Dritte Scene.


[234] Voriger. Hermine von links.


HERMINE im Eintreten. Arthur!

HAMMER. Ja, mein Herz!

HERMINE. Komme doch herüber, es haben sich schon Gäste eingefunden. Aber, wie du aussiehst?!

HAMMER. Ja, ich fühle mich etwas leidend und nicht in der Laune, den liebenswürdigen Wirt zu spielen; sie werden sich ja mit der anmutigen Wirtin zufrieden geben. Entschuldige mich.

HERMINE. Es wird mir aber schwer fallen, unbefangen zu sein, wenn ich dich nicht wohl weiß. Darf ich nach dem Arzte schicken?[234]

HAMMER. Nein, er wäre hier nicht am platze. Es ist mehr eine Gemütsverstimmung als etwas anderes; dagegen hilft nur Ruhe.

HERMINE. Wirst du auch gar nichts zu dir nehmen?

HAMMER. Vielleicht eine Tasse Thee, die ich mir erbitten lassen werde.

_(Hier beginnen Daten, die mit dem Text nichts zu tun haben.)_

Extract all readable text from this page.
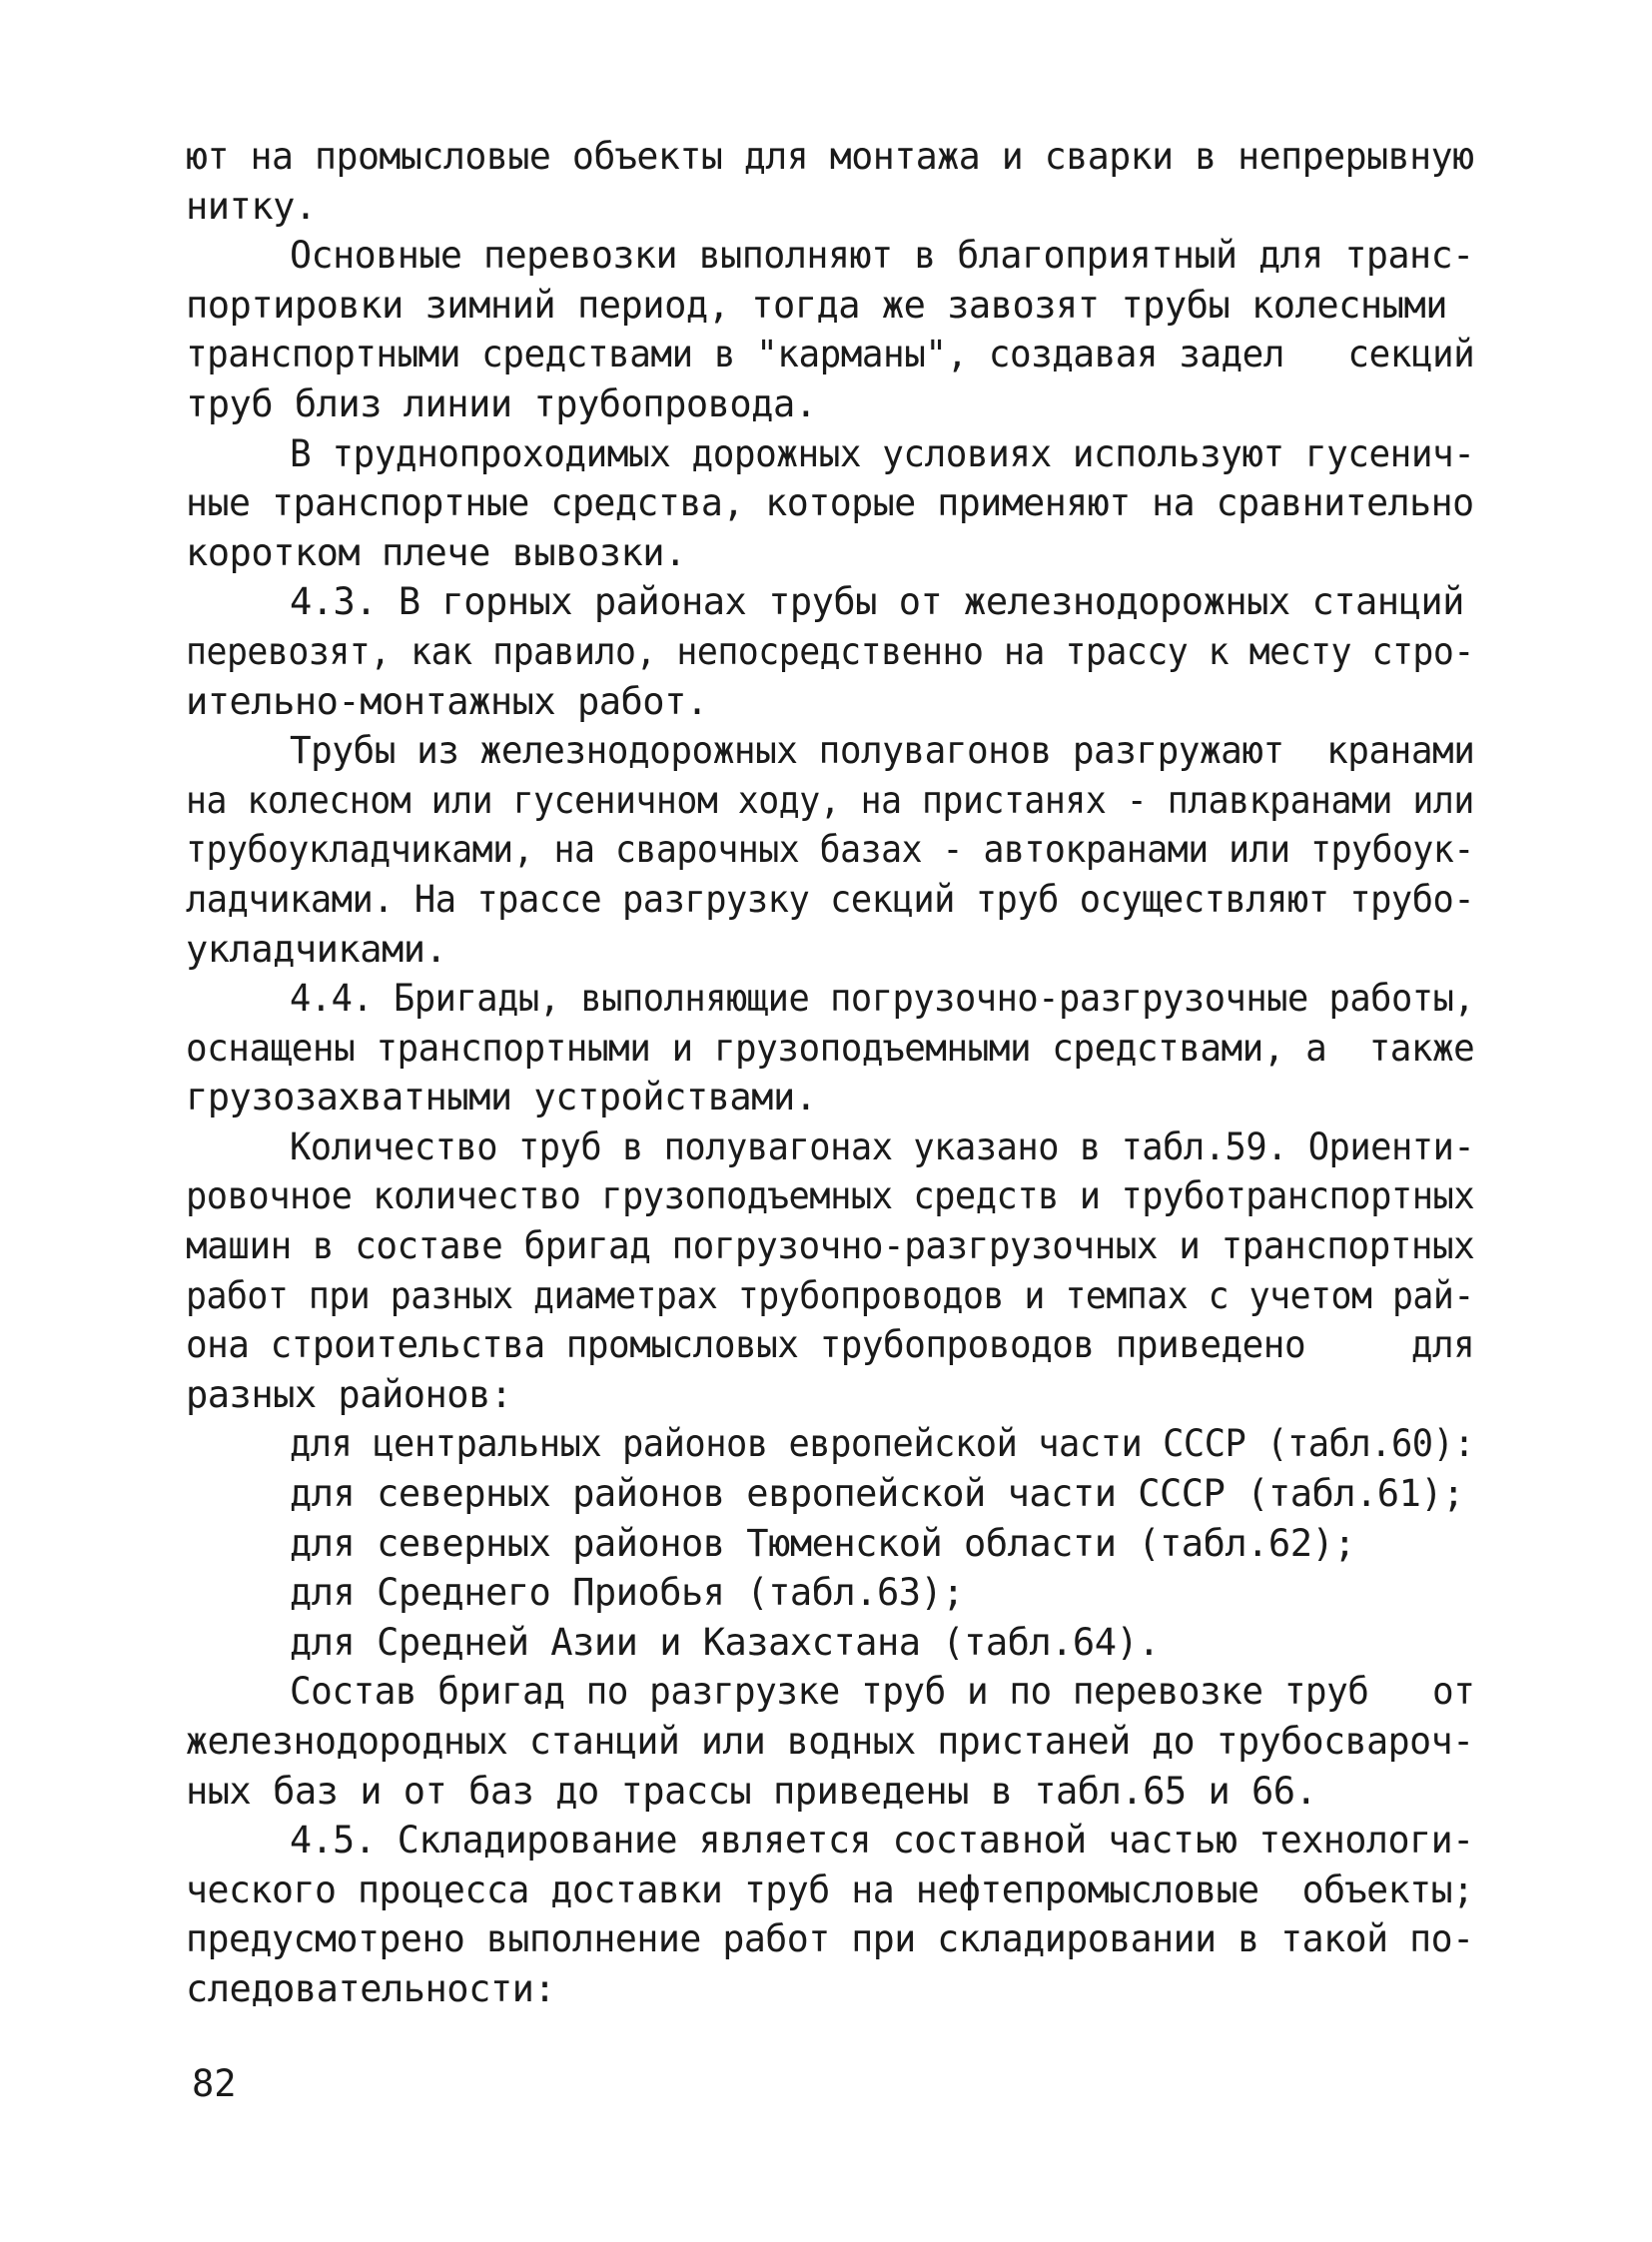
ют на промысловые объекты для монтажа и сварки в непрерывную
нитку.
Основные перевозки выполняют в благоприятный для транс-
портировки зимний период, тогда же завозят трубы колесными
транспортными средствами в "карманы", создавая задел   секций
труб близ линии трубопровода.
В труднопроходимых дорожных условиях используют гусенич-
ные транспортные средства, которые применяют на сравнительно
коротком плече вывозки.
4.3. В горных районах трубы от железнодорожных станций
перевозят, как правило, непосредственно на трассу к месту стро-
ительно-монтажных работ.
Трубы из железнодорожных полувагонов разгружают  кранами
на колесном или гусеничном ходу, на пристанях - плавкранами или
трубоукладчиками, на сварочных базах - автокранами или трубоук-
ладчиками. На трассе разгрузку секций труб осуществляют трубо-
укладчиками.
4.4. Бригады, выполняющие погрузочно-разгрузочные работы,
оснащены транспортными и грузоподъемными средствами, а  также
грузозахватными устройствами.
Количество труб в полувагонах указано в табл.59. Ориенти-
ровочное количество грузоподъемных средств и труботранспортных
машин в составе бригад погрузочно-разгрузочных и транспортных
работ при разных диаметрах трубопроводов и темпах с учетом рай-
она строительства промысловых трубопроводов приведено     для
разных районов:
для центральных районов европейской части СССР (табл.60):
для северных районов европейской части СССР (табл.61);
для северных районов Тюменской области (табл.62);
для Среднего Приобья (табл.63);
для Средней Азии и Казахстана (табл.64).
Состав бригад по разгрузке труб и по перевозке труб   от
железнодородных станций или водных пристаней до трубосвароч-
ных баз и от баз до трассы приведены в табл.65 и 66.
4.5. Складирование является составной частью технологи-
ческого процесса доставки труб на нефтепромысловые  объекты;
предусмотрено выполнение работ при складировании в такой по-
следовательности:
82
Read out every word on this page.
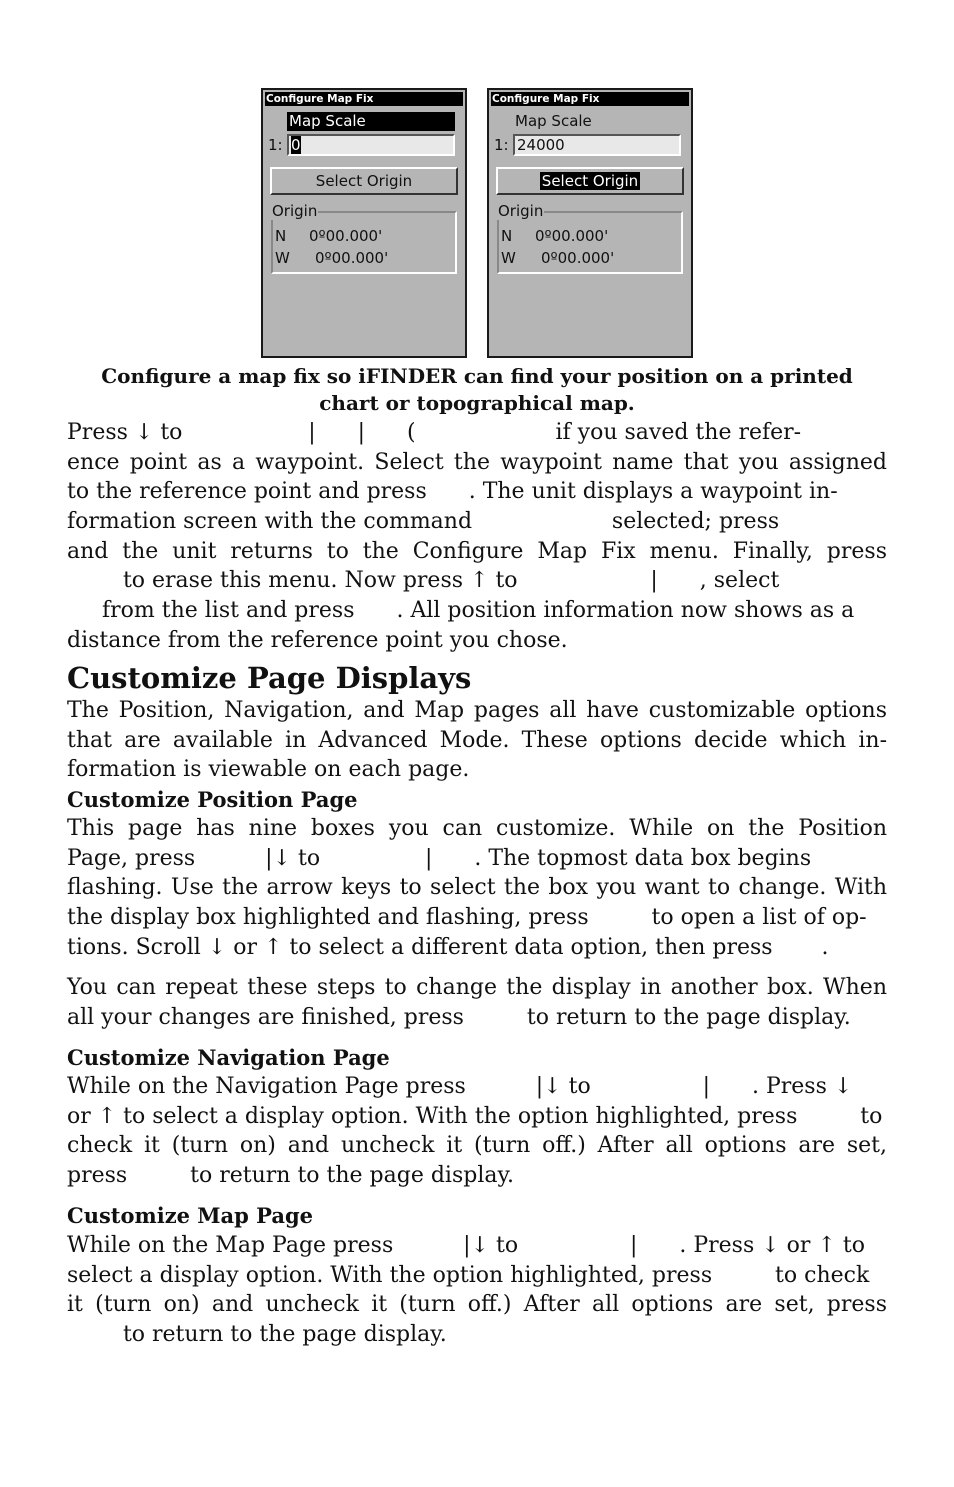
Configure Map Fix
Map Scale
1: 0
Select Origin
Origin
N 0º00.000'
W 0º00.000'
Configure Map Fix
Map Scale
1: 24000
Select Origin
Origin
N 0º00.000'
W 0º00.000'
Configure a map fix so iFINDER can find your position on a printed
chart or topographical map.
Press ↓ to                  |      |      (                    if you saved the refer-
ence point as a waypoint. Select the waypoint name that you assigned
to the reference point and press      . The unit displays a waypoint in-
formation screen with the command                    selected; press
and the unit returns to the Configure Map Fix menu. Finally, press
to erase this menu. Now press ↑ to                   |      , select
from the list and press      . All position information now shows as a
distance from the reference point you chose.
Customize Page Displays
The Position, Navigation, and Map pages all have customizable options
that are available in Advanced Mode. These options decide which in-
formation is viewable on each page.
Customize Position Page
This page has nine boxes you can customize. While on the Position
Page, press          |↓ to               |      . The topmost data box begins
flashing. Use the arrow keys to select the box you want to change. With
the display box highlighted and flashing, press         to open a list of op-
tions. Scroll ↓ or ↑ to select a different data option, then press       .
You can repeat these steps to change the display in another box. When
all your changes are finished, press         to return to the page display.
Customize Navigation Page
While on the Navigation Page press          |↓ to                |      . Press ↓
or ↑ to select a display option. With the option highlighted, press         to
check it (turn on) and uncheck it (turn off.) After all options are set,
press         to return to the page display.
Customize Map Page
While on the Map Page press          |↓ to                |      . Press ↓ or ↑ to
select a display option. With the option highlighted, press         to check
it (turn on) and uncheck it (turn off.) After all options are set, press
to return to the page display.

HERMINE. Das ist recht ärgerlich, daß du wegbleiben mußt. Alwine wird sich gewiß gekränkt fühlen. Seit der flüchtigen Begrüßung von heute morgen, wo ich sie in ihrem zerknitterten Reisekleidchen zu dir ins Kabinett brachte, hast du sie nicht gesehen; das Kind freut sich schon so sehr darauf, in grande toilette dir entgegenzutreten. Du würdest stolz auf sie sein, sie spielt schon allerliebst eine kleine Dame von Welt.

HAMMER beiseite. Armes Ding – wohl nur ein kurzes Spiel. Laut. Es würde sie nur noch mehr kränken, mich für ihre kindliche Freude nicht empfänglich zu finden.

HERMINE. Du hast recht. Uebrigens sind das ihre letzten Weihnachten, die sie im Elternhause zubringt.

HAMMER rasch, wie aus Gedanken aufschreckend. Was sagst du?

HERMINE lächelnd. Die letzten Weihnachten, die sie als Gast hier zubringt, meine ich. Sie ist das letzte Jahr im Pensionat, und bald werden wir sie ganz bei uns haben.

HAMMER. Ja – richtig – ich dachte nicht daran.[235]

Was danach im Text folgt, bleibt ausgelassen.